Some critics referenced Anthropic’s own legal challenges, including settlements with authors who accused the company of training Claude on pirated books. “I have a website about Traditional Chinese Medicine that I spent literally years building. When I asked questions to Claude about the topic, it parroted almost word-for-word what I myself wrote. So please spare us the gaslighting about training AI on others' work,” one user wrote on X.

Another user commented, “This is pure evil. First, Anthropic used torrents to download books and data for training on top of the internet, without asking permission from anyone. Second, the Chinese companies paid for the API and did not get the information for free. Third, it seems like Anthropic is tracking people.”
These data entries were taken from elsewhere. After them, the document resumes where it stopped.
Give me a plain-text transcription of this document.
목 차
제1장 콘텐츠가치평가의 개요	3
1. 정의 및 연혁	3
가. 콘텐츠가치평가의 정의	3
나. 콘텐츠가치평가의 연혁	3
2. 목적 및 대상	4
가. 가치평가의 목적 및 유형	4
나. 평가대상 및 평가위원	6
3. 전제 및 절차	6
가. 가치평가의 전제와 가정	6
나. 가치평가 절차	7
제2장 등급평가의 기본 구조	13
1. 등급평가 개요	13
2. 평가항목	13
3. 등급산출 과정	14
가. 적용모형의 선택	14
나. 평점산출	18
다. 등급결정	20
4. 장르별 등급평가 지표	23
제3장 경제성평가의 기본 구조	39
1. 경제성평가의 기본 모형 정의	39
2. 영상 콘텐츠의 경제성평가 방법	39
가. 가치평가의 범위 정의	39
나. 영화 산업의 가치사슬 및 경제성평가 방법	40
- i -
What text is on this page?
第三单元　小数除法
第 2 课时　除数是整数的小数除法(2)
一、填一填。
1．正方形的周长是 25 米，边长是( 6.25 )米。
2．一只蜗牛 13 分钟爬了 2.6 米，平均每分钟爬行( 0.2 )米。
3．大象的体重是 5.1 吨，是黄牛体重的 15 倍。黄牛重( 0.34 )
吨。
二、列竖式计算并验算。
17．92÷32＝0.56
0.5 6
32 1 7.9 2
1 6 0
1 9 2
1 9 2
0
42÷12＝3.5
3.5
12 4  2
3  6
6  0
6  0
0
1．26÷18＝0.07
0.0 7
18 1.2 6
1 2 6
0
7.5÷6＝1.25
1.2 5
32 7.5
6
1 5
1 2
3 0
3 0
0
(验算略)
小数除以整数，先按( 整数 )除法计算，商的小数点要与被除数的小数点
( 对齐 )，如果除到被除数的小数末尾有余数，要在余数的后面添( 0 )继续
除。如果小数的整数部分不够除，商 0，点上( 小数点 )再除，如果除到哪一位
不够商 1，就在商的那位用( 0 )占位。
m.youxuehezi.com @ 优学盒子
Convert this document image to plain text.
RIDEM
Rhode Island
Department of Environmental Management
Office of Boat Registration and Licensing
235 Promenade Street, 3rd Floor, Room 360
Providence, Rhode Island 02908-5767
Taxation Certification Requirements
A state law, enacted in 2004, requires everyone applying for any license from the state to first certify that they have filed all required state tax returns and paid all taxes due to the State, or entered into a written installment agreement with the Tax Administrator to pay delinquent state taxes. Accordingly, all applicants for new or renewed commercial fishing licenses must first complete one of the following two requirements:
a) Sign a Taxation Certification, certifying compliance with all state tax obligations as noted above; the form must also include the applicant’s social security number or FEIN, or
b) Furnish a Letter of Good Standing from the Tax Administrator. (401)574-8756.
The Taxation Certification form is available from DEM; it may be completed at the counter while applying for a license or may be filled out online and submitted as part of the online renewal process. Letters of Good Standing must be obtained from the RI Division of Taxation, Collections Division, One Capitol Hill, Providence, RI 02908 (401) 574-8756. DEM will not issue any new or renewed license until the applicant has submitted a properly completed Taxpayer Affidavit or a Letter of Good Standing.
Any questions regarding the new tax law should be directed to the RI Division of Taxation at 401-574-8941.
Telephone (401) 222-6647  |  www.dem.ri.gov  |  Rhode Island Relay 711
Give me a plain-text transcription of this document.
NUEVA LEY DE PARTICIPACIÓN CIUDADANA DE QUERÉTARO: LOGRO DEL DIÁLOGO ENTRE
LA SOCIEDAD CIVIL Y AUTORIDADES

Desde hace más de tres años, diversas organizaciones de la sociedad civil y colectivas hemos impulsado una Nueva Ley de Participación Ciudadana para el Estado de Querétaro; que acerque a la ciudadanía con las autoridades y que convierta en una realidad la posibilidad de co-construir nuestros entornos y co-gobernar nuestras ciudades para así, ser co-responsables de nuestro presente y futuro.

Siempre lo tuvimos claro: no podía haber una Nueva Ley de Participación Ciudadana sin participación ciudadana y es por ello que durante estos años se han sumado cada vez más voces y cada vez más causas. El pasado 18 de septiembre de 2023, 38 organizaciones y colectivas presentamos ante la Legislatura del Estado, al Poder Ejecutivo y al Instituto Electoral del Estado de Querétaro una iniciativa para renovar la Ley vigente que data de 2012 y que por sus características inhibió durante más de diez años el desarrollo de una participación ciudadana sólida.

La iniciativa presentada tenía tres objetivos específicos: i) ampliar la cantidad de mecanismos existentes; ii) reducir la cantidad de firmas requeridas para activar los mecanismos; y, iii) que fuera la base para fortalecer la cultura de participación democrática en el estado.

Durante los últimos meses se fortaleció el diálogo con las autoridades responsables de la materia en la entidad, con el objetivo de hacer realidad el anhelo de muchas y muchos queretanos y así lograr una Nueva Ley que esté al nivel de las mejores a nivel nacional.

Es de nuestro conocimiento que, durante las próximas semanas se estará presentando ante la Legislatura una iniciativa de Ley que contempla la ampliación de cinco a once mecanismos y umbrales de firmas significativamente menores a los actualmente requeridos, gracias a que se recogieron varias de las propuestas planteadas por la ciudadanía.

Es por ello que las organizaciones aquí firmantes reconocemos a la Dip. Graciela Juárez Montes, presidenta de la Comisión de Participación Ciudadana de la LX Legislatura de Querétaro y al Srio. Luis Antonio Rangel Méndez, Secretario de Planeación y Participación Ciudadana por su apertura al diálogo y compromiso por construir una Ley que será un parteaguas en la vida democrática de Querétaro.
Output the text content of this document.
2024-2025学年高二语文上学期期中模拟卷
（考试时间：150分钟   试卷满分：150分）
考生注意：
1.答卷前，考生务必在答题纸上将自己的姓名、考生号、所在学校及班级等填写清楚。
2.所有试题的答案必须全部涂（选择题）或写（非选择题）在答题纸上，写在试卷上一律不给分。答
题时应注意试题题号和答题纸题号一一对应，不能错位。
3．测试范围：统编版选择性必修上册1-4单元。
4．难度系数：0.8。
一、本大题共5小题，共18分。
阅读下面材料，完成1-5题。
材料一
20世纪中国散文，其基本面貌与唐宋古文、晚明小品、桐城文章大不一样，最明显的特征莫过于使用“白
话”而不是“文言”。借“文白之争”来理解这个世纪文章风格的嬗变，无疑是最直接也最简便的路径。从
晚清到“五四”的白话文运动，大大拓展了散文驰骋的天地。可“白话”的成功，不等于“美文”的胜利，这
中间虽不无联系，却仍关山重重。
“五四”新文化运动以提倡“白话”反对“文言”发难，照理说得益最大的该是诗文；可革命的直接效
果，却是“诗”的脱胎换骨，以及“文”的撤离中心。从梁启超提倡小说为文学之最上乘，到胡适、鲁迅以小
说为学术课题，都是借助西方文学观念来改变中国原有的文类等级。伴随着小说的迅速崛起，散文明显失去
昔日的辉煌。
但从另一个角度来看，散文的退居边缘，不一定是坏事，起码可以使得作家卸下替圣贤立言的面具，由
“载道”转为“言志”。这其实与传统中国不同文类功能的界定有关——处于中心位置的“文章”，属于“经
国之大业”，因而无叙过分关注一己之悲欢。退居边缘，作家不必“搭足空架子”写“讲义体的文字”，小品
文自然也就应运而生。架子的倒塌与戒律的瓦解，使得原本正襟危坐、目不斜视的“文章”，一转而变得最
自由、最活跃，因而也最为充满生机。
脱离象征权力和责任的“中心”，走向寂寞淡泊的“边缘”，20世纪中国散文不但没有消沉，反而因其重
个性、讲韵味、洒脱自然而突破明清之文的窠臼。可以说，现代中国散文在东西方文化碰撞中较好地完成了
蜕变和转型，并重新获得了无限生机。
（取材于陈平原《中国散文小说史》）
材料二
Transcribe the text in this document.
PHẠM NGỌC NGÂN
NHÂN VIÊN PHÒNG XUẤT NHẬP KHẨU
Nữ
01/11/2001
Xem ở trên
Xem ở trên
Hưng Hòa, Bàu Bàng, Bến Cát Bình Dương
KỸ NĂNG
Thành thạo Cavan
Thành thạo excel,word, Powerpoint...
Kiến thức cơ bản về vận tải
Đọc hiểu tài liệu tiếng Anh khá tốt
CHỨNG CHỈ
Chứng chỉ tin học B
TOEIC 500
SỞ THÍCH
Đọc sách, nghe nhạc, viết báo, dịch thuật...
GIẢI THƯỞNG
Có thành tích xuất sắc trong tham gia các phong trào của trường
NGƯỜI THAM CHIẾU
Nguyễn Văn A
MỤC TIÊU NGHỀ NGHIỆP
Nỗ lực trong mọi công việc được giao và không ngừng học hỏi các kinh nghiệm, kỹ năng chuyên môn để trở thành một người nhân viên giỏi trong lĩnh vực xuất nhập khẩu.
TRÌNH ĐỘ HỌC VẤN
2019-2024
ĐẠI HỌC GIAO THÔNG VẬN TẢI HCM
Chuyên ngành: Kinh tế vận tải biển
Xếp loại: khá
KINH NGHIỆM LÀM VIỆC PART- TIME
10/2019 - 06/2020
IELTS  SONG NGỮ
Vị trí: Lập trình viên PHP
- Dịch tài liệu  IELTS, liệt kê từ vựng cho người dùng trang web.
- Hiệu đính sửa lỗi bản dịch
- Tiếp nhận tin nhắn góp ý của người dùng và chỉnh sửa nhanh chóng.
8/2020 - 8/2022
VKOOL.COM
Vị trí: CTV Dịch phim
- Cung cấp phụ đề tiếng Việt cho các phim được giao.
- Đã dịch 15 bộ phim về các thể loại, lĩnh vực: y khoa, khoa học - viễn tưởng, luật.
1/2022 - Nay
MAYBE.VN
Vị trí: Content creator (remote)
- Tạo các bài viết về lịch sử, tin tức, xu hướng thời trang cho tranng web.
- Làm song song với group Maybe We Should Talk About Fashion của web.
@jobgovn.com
Tech billionaire Elon Musk also weighed in, criticising Anthropic’s stance. “Anthropic is guilty of stealing training data at massive scale and has had to pay multi-billion dollar settlements for their theft. This is just a fact,” Musk wrote. While acknowledging that AI systems require massive datasets, he suggested Anthropic was being “smug” and “hypocritical.”

The controversy unfolds against a backdrop of escalating US–China competition in artificial intelligence. US officials increasingly frame advanced AI development as a national security issue. A recent Reuters report alleged that DeepSeek may have trained its latest model using advanced Nvidia Blackwell chips despite export restrictions, further intensifying scrutiny.

With DeepSeek reportedly preparing to launch its next-generation model—rumoured to rival top American systems—the dispute underscores not just a legal battle, but a high-stakes technological rivalry. As open-source Chinese models gain ground and proprietary US systems defend their commercial edge, the global AI race appears more competitive—and contentious—than ever.